NEWARK, N.J. (RNS) The Dalai Lama says peace in the world begins with peace in oneself. Some of his fellow Nobel laureates, however, aren’t convinced.

“It isn’t that I’m just an angry human being, it’s anger at injustice,” said Jody Williams, who won the Nobel Peace Prize in 1997 for her work to ban land mines. “I’m still struggling with inner peace and I’m not sure I’ll ever work it out.”

About 1,500 people turned out Friday (May 13) for the start of the city’s three-day Peace Education Summit.
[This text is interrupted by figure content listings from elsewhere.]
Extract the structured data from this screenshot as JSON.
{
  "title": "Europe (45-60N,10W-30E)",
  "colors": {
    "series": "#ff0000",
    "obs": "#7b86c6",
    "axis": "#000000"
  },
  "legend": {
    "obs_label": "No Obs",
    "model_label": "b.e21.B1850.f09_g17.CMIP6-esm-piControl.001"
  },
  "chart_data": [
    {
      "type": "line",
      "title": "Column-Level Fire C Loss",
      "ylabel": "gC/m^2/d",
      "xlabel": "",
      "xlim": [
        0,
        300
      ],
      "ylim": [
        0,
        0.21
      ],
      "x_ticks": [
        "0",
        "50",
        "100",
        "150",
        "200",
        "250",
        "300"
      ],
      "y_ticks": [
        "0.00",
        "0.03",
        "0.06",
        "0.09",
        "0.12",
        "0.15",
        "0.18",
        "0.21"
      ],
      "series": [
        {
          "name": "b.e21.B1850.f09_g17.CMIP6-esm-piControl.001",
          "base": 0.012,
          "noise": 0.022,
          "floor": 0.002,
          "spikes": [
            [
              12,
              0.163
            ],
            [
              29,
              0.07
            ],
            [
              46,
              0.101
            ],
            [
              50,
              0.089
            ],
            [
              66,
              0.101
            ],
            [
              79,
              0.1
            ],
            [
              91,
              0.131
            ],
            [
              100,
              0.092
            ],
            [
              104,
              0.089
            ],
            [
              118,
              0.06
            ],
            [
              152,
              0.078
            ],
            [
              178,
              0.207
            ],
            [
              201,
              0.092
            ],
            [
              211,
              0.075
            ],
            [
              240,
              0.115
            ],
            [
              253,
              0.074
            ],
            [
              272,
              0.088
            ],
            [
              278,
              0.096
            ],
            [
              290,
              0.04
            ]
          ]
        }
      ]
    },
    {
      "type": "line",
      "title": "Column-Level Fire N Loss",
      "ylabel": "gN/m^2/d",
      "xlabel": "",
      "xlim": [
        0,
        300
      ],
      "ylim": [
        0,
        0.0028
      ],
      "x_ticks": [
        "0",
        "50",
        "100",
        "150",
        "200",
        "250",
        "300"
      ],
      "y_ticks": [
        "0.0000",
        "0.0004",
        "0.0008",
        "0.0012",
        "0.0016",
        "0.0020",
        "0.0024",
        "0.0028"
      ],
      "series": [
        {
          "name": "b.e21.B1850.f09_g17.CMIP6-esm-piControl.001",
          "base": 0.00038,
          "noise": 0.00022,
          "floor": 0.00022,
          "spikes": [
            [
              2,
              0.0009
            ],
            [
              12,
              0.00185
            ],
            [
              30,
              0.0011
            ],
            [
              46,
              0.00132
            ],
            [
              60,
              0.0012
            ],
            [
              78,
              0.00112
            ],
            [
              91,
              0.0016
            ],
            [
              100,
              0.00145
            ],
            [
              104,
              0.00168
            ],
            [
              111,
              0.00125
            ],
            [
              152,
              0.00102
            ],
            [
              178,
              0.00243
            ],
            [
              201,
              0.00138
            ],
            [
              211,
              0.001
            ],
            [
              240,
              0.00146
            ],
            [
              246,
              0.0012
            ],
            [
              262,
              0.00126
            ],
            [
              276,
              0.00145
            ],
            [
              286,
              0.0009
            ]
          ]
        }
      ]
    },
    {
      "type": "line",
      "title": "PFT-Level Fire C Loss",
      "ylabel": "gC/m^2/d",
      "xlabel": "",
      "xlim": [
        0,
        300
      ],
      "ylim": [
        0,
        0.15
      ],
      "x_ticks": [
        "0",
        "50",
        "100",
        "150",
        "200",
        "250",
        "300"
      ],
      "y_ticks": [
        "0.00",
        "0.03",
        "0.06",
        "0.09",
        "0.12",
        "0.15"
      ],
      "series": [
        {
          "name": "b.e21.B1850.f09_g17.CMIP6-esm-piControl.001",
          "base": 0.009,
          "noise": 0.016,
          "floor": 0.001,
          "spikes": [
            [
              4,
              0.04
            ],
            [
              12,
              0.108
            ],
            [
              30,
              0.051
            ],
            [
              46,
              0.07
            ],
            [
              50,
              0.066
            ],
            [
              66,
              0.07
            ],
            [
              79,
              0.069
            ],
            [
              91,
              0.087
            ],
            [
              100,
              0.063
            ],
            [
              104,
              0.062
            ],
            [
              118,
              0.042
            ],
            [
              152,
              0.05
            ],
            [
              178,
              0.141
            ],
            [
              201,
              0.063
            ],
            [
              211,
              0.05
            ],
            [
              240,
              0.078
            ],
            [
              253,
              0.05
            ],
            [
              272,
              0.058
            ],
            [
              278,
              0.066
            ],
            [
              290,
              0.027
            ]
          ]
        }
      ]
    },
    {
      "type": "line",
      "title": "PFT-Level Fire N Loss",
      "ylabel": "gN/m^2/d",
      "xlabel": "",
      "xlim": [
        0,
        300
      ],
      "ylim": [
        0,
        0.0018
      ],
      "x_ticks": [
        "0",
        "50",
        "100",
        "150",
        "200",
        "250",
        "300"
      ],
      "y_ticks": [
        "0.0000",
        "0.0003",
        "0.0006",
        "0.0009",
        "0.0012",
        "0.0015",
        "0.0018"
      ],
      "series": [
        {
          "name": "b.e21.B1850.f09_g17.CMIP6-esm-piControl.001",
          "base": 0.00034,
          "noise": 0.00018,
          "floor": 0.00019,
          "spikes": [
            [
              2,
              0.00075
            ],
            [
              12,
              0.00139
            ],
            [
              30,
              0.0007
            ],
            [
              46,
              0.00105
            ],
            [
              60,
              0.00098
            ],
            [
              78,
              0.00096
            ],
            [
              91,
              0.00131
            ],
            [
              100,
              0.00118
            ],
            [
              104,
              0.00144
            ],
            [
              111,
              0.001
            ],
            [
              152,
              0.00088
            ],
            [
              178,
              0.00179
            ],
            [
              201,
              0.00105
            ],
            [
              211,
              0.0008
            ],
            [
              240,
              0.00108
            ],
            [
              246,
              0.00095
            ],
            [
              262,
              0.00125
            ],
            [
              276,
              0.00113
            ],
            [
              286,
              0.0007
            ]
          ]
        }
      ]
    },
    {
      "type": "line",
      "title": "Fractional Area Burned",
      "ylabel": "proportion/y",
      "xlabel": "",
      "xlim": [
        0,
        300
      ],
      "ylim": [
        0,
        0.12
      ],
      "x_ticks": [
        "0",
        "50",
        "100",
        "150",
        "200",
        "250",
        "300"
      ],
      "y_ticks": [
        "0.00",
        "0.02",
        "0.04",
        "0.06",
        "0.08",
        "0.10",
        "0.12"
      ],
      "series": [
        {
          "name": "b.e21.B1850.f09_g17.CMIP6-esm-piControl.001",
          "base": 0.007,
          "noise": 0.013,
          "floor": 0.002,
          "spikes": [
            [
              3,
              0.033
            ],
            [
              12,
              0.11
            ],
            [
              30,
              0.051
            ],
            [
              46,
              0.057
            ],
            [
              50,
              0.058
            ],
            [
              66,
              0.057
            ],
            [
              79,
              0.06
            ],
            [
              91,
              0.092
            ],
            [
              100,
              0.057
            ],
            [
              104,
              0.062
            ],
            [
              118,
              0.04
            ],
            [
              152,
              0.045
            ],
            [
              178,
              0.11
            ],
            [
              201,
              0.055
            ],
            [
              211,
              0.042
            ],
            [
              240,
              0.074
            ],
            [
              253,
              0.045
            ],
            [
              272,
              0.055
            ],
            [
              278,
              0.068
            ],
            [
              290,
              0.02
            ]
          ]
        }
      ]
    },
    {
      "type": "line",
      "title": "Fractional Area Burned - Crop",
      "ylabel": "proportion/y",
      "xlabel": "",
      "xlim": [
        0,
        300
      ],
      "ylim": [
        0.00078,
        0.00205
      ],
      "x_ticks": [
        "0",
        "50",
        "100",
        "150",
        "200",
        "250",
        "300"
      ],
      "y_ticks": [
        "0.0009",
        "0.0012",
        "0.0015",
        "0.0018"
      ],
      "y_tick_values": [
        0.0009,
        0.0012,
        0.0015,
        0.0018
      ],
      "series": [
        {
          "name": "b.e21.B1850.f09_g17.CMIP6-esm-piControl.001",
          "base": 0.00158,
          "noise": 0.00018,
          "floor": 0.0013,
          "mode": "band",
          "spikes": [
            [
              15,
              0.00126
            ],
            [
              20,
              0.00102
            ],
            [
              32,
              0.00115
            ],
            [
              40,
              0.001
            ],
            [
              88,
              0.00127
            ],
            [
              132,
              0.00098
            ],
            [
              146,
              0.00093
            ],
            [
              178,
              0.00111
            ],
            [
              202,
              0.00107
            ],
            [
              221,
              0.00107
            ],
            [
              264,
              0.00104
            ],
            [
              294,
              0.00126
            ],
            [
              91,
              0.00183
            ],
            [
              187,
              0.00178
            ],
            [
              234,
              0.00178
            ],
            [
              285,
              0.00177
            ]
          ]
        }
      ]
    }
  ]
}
Though two dozen small workshops dealt with different aspects of achieving peace, a debate emerged over the role of forgiveness and inner peace.


The Dalai Lama, whose strategy for nonviolence begins with a Buddhist approach of transcending inner conflict, urges his followers to let go of anger and achieve tranquility.

“Like children, a little quarrel here takes place, a fight,” the exiled leader of Tibetan Buddhism said. “But to keep ill feeling is very bad.”

Williams and fellow Nobel laureate Shirin Ebadi, however, cautioned against easy forgiveness, suggesting that anger at oppression could be a tool for fighting injustice.

“Forgiving the oppressor while he is committing injustice is permitting him to continue,” said Ebadi, who won her Nobel Prize in 2003 for defending the rights of women and children in Iran. “Therefore the timing of forgiveness is very important.”

Ebadi said that after the Islamic Revolution in 1979, women went from relative equality to servant status. “Fifteen years later, studies were done and the number of women killing their husbands increased,” she said.

Williams worried too much talk of tranquility contributed to the stigma of peace advocates as “wimps.”


“Shirin Ebadi is no wimp. His Holiness, fighting for the freedom of his people, is no wimp. Gandhi was no wimp. Martin Luther King was no wimp,” Williams said, adding that peace had become synonymous with weakness.

The Dalai Lama agreed, saying tranquility should not be confused with ease.

“Peace is not just the absence of violence. Peace is something fuller,” he said. “Real nonviolence you confront, conquer the problem … You have the ability to use force, but you restrain.”

James “Loose” White, 28, a one-time member of the Crips gang who advocates for nonviolence on the streets, agreed with the Dalai Lama that restraint can be harder than giving in.

“It takes courage to act like an individual and choose the right path,” he said. “To take all that aggression and redirect it in a positive way.”

(David Giambusso writes for The Star-Ledger in Newark, N.J.)